The sleek black war galleys closed from either side, lunging like tossed javelins. As they closed the Blue captain found an extra ounce of speed from somewhere to slip just ahead. The troops sent up a great cheer as the Marese coursed across the transport’s broad foaming wake.

‘We won’t surprise them like that-’ Len was beginning when twin reports as of siege arbalests sounded from the Marese galleys and missiles came hissing through the air to crash into the transport’s stern. The vessel lurched almost to a standstill and everyone’s feet were cut from beneath them while barrels tumbled overboard and ropes snapped, singing.

Recovering, Suth clambered to the rear. Here among the wreckage of broken wood and twisted iron Blue marines were hacking at what appeared to be giant grapnels that had gouged hold of the stern.

‘Cut them!’ someone shouted.

‘They’re chain!’

‘We’re dragging!’

A Blue officer appeared, yelled orders. Axes emerged. Out amid the brightening waves Suth saw more Mare vessels closing. The grapnels led via lengths of chain to thick ropes that stretched to the two war galleys. Both were backing oars, sending up a great churning froth of water.

‘Cut them!’

‘Chop the wood!’

Then the young Adjunct was there. He brushed aside the Blue axemen. ‘Room,’ he shouted, and drew his blade. Sunlight blinded Suth, flashing from the curved ivory blade. The Adjunct swung it overhead two-handed, hacking, raising high piercing shrieks of metal. The transport lurched forward. A marine almost fell overboard but was pulled back. The Adjunct swung again and the ship sprang free, surging ahead. Suth stared where the chains swung, severed cleanly just back from the grapnel.

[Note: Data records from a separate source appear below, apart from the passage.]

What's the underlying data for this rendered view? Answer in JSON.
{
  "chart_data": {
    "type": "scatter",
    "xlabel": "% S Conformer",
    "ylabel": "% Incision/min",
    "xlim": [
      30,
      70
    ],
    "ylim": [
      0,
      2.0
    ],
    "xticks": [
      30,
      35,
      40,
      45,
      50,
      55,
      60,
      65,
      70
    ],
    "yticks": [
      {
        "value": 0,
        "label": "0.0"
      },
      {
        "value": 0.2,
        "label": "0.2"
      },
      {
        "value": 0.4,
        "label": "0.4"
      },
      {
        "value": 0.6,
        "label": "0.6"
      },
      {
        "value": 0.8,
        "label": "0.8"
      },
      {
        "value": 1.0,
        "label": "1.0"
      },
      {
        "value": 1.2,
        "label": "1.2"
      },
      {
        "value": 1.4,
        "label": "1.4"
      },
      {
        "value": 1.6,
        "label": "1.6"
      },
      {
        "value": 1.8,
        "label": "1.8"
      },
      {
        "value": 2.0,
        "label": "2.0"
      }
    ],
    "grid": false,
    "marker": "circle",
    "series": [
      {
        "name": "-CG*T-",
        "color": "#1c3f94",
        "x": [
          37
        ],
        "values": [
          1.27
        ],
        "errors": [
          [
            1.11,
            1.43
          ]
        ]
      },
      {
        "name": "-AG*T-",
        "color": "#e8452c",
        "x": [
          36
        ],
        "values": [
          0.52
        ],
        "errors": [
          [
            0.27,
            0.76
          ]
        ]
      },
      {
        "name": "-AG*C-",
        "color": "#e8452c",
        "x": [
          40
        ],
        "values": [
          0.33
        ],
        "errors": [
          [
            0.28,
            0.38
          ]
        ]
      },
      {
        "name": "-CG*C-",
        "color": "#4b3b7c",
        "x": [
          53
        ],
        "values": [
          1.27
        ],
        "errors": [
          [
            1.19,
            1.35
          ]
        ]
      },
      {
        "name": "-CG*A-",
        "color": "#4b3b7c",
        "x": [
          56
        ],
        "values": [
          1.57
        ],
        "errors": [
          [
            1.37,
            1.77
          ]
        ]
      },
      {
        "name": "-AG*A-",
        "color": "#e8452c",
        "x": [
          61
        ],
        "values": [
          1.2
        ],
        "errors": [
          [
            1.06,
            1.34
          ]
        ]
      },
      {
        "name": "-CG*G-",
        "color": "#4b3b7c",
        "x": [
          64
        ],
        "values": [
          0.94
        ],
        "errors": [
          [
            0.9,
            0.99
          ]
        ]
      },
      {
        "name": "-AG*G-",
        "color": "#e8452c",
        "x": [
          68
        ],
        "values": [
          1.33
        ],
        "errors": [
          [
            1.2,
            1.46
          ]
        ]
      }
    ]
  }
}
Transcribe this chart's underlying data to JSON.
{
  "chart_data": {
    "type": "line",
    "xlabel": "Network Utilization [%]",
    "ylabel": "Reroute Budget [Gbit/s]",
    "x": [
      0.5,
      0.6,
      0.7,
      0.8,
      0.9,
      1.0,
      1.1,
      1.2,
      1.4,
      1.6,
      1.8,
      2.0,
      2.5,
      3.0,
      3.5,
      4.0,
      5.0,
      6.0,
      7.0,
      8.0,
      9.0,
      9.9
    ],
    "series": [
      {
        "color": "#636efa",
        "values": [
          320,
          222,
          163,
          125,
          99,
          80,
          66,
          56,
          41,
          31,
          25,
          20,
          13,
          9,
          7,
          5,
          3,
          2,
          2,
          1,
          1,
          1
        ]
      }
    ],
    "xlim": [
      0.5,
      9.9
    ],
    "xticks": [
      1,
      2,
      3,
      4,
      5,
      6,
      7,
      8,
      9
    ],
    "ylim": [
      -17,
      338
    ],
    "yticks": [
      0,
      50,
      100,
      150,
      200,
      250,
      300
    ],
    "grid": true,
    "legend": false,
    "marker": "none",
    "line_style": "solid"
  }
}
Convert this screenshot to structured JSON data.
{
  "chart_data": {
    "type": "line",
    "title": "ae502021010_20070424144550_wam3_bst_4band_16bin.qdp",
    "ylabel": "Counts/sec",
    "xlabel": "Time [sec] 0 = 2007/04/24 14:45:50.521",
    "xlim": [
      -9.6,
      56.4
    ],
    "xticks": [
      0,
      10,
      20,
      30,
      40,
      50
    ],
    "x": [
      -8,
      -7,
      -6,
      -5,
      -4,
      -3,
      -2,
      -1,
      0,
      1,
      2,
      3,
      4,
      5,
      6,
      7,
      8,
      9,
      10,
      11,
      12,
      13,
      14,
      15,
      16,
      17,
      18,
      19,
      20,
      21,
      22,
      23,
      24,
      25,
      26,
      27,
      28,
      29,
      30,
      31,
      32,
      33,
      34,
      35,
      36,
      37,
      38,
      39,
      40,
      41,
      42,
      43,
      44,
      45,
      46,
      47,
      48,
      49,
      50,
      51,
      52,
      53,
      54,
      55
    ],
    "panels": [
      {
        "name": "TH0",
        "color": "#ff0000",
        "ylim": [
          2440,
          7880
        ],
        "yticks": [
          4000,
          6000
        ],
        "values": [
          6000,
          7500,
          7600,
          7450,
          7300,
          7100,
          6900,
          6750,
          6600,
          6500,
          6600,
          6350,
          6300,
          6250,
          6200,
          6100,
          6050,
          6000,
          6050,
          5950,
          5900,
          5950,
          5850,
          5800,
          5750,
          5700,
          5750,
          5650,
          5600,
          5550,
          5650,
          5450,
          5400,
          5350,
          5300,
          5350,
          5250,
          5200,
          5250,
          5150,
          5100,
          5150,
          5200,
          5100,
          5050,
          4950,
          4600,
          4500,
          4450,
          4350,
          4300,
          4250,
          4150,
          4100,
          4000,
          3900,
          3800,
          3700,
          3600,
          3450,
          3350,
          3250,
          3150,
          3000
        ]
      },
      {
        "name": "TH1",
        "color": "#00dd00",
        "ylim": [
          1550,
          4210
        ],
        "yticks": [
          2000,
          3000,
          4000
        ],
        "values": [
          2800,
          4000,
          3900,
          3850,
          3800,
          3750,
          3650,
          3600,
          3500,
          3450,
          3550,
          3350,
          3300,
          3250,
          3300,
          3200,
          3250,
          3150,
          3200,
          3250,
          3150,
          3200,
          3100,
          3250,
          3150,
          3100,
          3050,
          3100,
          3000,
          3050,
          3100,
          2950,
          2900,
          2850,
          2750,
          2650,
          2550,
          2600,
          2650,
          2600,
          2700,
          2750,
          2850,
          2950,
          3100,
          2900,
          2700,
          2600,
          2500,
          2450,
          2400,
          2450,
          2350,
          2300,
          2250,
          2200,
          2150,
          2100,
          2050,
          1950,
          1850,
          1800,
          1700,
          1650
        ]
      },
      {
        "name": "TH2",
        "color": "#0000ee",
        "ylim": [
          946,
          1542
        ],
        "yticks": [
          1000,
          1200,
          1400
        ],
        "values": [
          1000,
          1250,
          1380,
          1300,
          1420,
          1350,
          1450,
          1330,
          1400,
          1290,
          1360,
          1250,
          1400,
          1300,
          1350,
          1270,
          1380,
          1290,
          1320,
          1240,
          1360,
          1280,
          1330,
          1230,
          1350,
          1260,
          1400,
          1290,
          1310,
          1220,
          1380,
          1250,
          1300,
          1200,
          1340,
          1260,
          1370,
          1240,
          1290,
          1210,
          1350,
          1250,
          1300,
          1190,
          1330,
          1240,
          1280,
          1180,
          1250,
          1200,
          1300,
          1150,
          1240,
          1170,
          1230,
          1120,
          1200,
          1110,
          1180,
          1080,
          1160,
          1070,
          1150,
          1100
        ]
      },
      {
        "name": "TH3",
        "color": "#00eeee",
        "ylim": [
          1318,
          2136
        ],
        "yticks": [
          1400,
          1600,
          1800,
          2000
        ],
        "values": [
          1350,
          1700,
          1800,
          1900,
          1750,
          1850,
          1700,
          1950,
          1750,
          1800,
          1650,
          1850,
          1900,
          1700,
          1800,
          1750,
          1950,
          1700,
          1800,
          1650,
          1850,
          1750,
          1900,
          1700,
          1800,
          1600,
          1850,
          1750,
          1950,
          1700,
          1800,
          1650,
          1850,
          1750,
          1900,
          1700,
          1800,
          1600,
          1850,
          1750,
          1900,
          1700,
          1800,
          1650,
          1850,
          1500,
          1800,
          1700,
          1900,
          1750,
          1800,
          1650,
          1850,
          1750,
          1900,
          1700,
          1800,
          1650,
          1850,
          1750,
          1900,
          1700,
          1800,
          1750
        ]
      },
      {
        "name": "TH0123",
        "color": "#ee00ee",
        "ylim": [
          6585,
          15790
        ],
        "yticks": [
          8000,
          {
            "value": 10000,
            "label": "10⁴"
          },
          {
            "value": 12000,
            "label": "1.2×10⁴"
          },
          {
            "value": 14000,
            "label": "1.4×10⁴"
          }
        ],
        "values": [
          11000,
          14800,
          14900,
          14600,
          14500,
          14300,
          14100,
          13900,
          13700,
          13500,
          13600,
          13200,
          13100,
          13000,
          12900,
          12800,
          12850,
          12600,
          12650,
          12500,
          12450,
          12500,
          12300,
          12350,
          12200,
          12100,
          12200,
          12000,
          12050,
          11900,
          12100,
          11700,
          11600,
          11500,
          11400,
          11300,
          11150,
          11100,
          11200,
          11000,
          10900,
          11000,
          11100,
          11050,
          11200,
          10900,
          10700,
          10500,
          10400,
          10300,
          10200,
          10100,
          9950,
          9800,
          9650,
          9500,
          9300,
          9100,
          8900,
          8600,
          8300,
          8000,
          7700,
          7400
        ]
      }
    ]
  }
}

The Adjunct sheathed his blade.

‘It cut,’ someone whispered. ‘Cut iron…’

‘Did you ever see the like…’

The Adjunct glared with his dark eyes as if expecting some sort of challenge, then turned away without a word.

Later, Suth, like many, went to examine the severed links. He found the iron mirror-bright and clean. Its edge was so sharp it cut one of his fingers.

They had pushed on through the greatest concentration of Mare vessels. Behind, bursts of orange glare and a banner of thick black smoke hanging low over the water obscured dawn. A final war galley rammed them on the port forward of the mainmast, but a volley of lobbed munitions from the Moranth left the ship so devastated that it drifted away, seemingly unmanned. As for the transport, while Suth was bent over the gunwale inspecting the great hole punched into the side, a Blue marine just said: ‘Our ships are also hard to sink.’

Orders came later that day to return to the hold to get some sleep. The assault would come tomorrow. The marines filed back down. Talk now lingered on this Adjunct. Who was he? Where was he from? One crazy rumour had him once serving among the mercenary company the Crimson Guard.

‘I hope he’s with us tomorrow,’ Dim said.

For once, Pyke had nothing to say.

*

Their captured Mare war galley rocked dead in the water as it was too jammed with marines to row effectively. Rillish and the Malazan captain, a mariner named Sketh out of the Seven Cities region, argued over everything in their new overcrowded vessel. The captain berated Rillish for heaping everyone into the war galley; Rillish responded by inviting him to rejoin his crippled former command. The captain told him to keep his mouth shut, as he was the captain; Rillish pointed out that Seven Cities was a desert.